Trop, c’est comme pas assez

Brian Gallant et compagnie, faut qu’on se parle. Parce que ça ne va pas du tout.

Ces dernières semaines, vous nous mitraillez de communiqués, de conférences de presse, de visites de chantiers, de tout et de rien.

Vous nous dévoilez des choses plus ou moins nouvelles. C’est souvent du réchauffé et ça sent l’électoralisme à plein nez.

On n’est pas dupes; on sait bien que la firme Corporate Research Associates menait son sondage trimestriel ce mois-ci.

Vous espérez sans doute que les millions de dollars que vous promettez seront la première chose à laquelle penseront les répondants et que cela vous donnera un petit coup de pouce.

D’autant plus que les derniers sondages de MQO Research et de Rue Principale laissent entendre que la course risque d’être un peu plus serrée qu’on le pensait il y a quelques mois.

Mais à un moment donné, trop c’est comme pas assez. C’est rendu que je ne lis que les titres de vos communiqués de presse.

N’avez-vous pas des choses plus importantes à faire? Je ne sais pas, comme peut-être gérer le gouvernement et faire du travail de proximité dans vos circonscriptions?

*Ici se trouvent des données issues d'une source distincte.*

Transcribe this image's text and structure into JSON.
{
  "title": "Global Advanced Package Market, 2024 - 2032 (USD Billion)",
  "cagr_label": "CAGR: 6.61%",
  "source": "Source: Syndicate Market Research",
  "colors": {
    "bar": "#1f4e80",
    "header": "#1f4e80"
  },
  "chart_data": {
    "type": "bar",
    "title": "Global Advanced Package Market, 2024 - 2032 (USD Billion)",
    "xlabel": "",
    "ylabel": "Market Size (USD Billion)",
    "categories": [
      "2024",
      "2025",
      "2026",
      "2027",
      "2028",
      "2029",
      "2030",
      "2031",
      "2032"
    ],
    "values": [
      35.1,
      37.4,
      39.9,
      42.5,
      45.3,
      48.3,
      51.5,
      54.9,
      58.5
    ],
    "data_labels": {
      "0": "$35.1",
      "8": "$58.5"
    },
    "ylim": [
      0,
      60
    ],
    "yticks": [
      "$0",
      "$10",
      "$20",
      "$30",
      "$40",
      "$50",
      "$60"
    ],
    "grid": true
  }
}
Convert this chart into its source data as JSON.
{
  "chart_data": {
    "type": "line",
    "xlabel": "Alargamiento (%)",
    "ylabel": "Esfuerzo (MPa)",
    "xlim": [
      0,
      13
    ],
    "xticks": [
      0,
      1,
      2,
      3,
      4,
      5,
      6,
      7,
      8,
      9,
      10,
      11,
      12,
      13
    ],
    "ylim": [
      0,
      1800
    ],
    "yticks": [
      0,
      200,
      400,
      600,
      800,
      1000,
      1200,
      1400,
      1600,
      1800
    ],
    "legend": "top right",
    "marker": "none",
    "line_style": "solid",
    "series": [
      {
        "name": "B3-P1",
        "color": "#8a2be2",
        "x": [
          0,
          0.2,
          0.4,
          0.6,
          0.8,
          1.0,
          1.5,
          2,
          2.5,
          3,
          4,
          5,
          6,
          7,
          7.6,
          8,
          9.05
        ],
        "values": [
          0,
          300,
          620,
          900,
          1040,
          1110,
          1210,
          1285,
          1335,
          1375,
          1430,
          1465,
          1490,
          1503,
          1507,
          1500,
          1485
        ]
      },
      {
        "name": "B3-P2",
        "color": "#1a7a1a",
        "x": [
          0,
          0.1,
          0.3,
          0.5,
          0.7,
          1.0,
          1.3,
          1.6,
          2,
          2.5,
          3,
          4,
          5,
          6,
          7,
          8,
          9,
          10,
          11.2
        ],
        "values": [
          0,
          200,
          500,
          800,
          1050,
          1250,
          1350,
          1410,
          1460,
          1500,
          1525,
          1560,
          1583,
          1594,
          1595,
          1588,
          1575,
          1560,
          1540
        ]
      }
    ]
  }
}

Ou même faire du bénévolat à la soupe populaire? Apprendre à faire de l’origami? Faire une petite sieste? Écouter The Office en rafale sur Netflix?

Bref, n’importe quoi d’autre que de vous servir de votre statut de membres du parti formant le gouvernement pour faire campagne avant le temps.

Plus je regarde les communiqués inonder ma boîte de courriels, plus je me dis qu’on devrait mieux encadrer les communications au cours des mois qui précèdent les élections.

On pourrait peut-être demander à un arbitre indépendant de déterminer si un annonce faite par le gouvernement au cours de cette période est électoraliste.

Si oui, les coûts associés (les déplacements, les affiches, le salaire des relationnistes et les petits sandwiches pas de croûte) seraient couverts non pas par les contribuables, mais par le parti.

Mon petit doigt me dit qu’il y en aurait pas mal moins. Han, Brian?